Any attempt to support the Japanese yen through direct market intervention is unlikely to have success beyond the short-term when the fundamentals are so strongly working against it. But that’s unlikely to deter Japanese government officials from ramping up the intervention warnings after USD/JPY surged to 11-month highs on Monday, corresponding with the spread between US and Japanese 10-year bonds blowing out to over 380 basis points, the highest level this year.
Intervention may provide better entry levels for long USD positions
Unless spreads narrow meaningfully between the US and Japan – either by markets collectively rethinking the outlook for US monetary policy or the Bank of Japan unexpectedly removing yield curve control, both of which appear extremely unlikely in the short to medium term – it suggests verbal and direct intervention will provide opportunities for traders to enter long USD positions at better levels with an eye to fading knee-jerk initial reactions.
The difficulty in predicting the reaction in USD/JPY is you cannot say with any certainty if the Bank of Japan (BOJ) will intervene on the government’s behalf. And, if it does, how much the JPY would need to strengthen by before it is satisfied with the results? I know other analysts have looked at past episodes of BOJ intervention, but I’m not convinced that what happened previously will be useful for what may happen on this occasion. Instead, looking at where support is located on the charts may help determine which levels provide decent risk-risk reward for those seeking to fade the initial market reaction.
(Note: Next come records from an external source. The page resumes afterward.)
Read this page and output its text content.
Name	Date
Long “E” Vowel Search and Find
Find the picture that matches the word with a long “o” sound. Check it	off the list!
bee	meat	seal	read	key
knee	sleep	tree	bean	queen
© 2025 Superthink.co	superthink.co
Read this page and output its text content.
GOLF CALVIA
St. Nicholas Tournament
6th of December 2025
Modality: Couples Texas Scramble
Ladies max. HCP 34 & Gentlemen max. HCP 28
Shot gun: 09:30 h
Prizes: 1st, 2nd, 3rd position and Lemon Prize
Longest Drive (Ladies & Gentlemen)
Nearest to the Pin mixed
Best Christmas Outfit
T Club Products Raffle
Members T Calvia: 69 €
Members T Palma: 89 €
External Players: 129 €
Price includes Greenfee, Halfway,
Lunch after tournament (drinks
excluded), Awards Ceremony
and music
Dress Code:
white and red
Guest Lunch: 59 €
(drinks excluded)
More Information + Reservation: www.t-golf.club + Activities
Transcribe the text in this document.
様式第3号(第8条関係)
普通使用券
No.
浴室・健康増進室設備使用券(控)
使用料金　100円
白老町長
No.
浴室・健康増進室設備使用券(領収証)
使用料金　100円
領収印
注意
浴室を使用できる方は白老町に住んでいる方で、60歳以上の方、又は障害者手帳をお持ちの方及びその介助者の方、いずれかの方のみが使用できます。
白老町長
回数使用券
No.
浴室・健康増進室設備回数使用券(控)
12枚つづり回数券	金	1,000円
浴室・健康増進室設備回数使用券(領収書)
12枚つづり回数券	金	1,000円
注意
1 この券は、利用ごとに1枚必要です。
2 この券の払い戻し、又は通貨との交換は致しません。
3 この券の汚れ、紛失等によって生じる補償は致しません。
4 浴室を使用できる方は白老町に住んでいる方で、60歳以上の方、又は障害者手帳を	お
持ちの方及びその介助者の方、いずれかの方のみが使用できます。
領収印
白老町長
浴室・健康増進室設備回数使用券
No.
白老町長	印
USD/JPY support levels to watch
On the daily, 145.00 has acted as a support and resistance zone in recent months, suggesting this level should be watched closely as a potential entry level. Further down, the pair has also done quite a bit of work either side of 142.00, providing another zone to watch for a potential entry point.
Any intervention beyond this would be unlikely given it would risk the wrath of policymakers in other monetary jurisdictions. Given the firepower possessed by the BOJ, traders considering fading a direct intervention move should ensure their position sizing and stop levels have been evaluated thoroughly, including looking for signs of relative stabilisation in USD/JPY.
While the reaction in USD/JPY is likely to the most acute, intervention to support the JPY would likely support other currencies against the USD, especially those which have large short positions against them or have suffered large falls during the latest episode of US dollar strength.
AUD/USD pops provide opportunities to fade
AUD/USD is one pair that immediately spring to mind. On the topside, it has struggled above .6500 recently, trying and failing on four separate occasions to break above this level over the past six weeks. Above there, just below .6600 is another zone to watch given this previously acted as support for several months earlier this year.
USD/CNH another candidate for knee-jerk reaction
USD/CNH is another pair that been largely one-way traffic of late, providing another option to reset USD longs should we see another intervention episode. It found plenty of bids below 7.1500 earlier this year, suggesting that may provide a decent entry level. Further down, a more pronounced support level is located at 7.0000.